“Vast improvements in everything relating to the structure of telegraph cables are constantly being made, and inquiry upon the subject is very active. We are becoming much more hopeful of a good time for the Atlantic company.

“Two very favorable events for telegraphy have taken place this week. First, Glass, Elliott & Co. have laid without any check or hitch, in a very perfect condition, a cable for the French government between Toulon and the island of Corsica; and, second, the same firm have completed in precisely the same state of efficiency two-thirds of a line between Malta and Alexandria for the use of the English government; as the remainder is all shallow water, the event is certain.”

After the civil war began he was often in Washington, and he was untiring in his devotion to his country, and we find him in correspondence with the Secretary of State, the Secretary of the Treasury, and with others in official positions.

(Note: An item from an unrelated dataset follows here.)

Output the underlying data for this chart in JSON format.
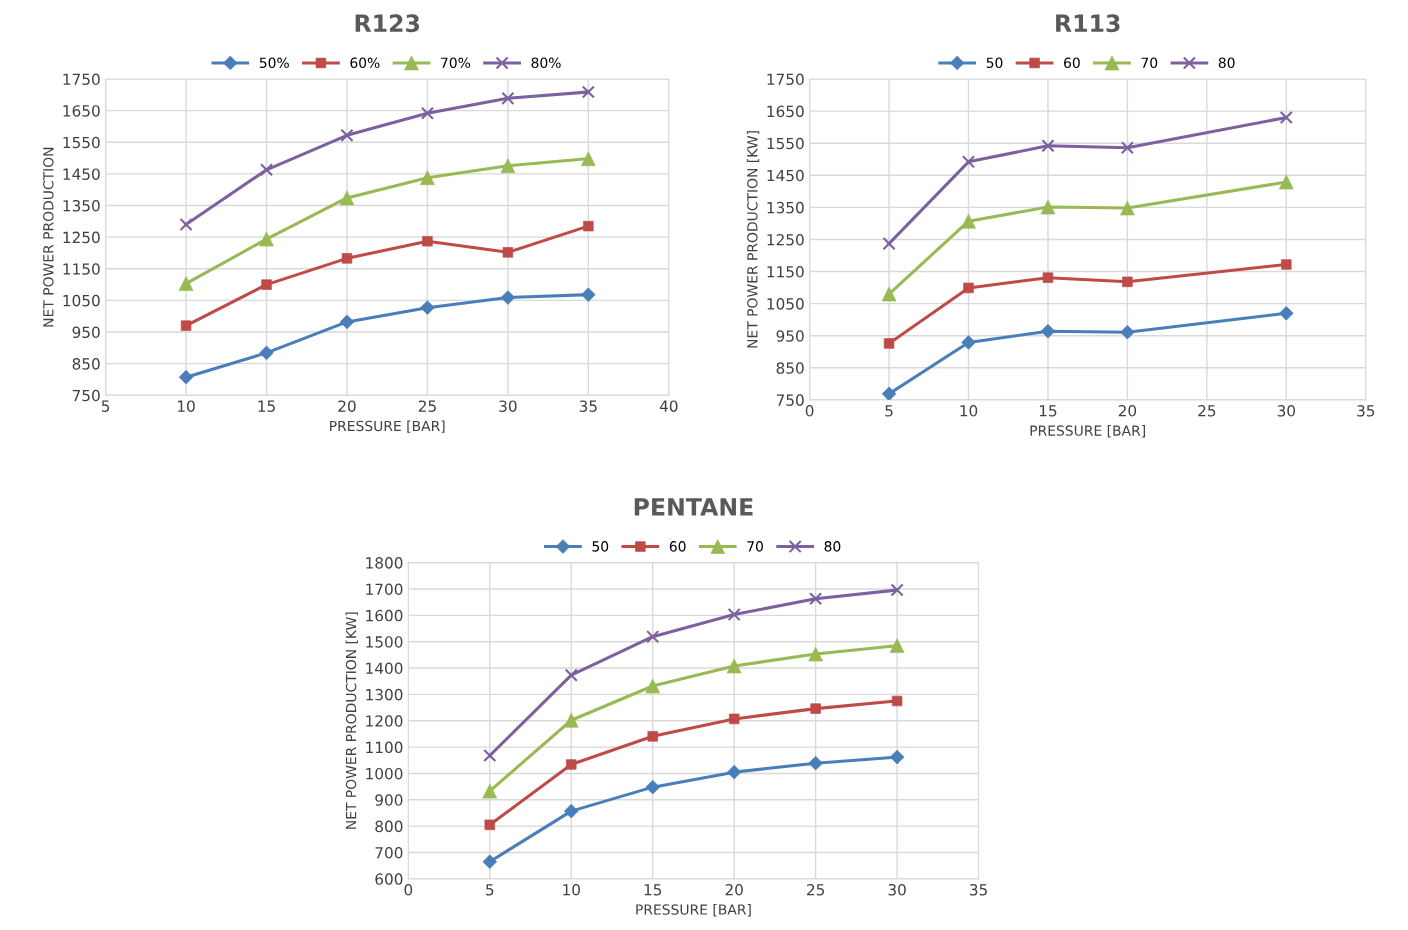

June 11, 1861, he wrote to Colonel Thomas A. Scott, then Assistant Secretary of War, at Willard’s Hotel, Washington, D. C.:

“Pardon me for repeating in this letter some of the suggestions which I made to the President, yourself, and other members of the Cabinet during my late visit to Washington;

“1. The government to immediately seize all the despatches on file in the telegraph offices which have been sent from Washington, Baltimore, Wilmington, Philadelphia, New York, Hartford, Boston, and other cities within the last six months, as I feel confident they will on examination prove many persons not now suspected to have been acting as spies and traitors.

“2. The government to establish as soon as possible telegraphic communication, by means of submarine cables, between some of our principal ports on the sea-board and the nearest telegraph line communicating with Washington, so that the department can almost instantly communicate with the commanding officer at any particular point desired.

“3. In each department of the government to adopt a cipher with its confidential agent at important points of the country, so that they can communicate confidentially by telegraph.

“I consider it very important that the government should have the most reliable telegraph communication with its principal forts on the Atlantic coast.

“If there is any information that I possess that would be of service to you in carrying out the wishes of the government in regard to telegraph matters it will afford me pleasure to give it.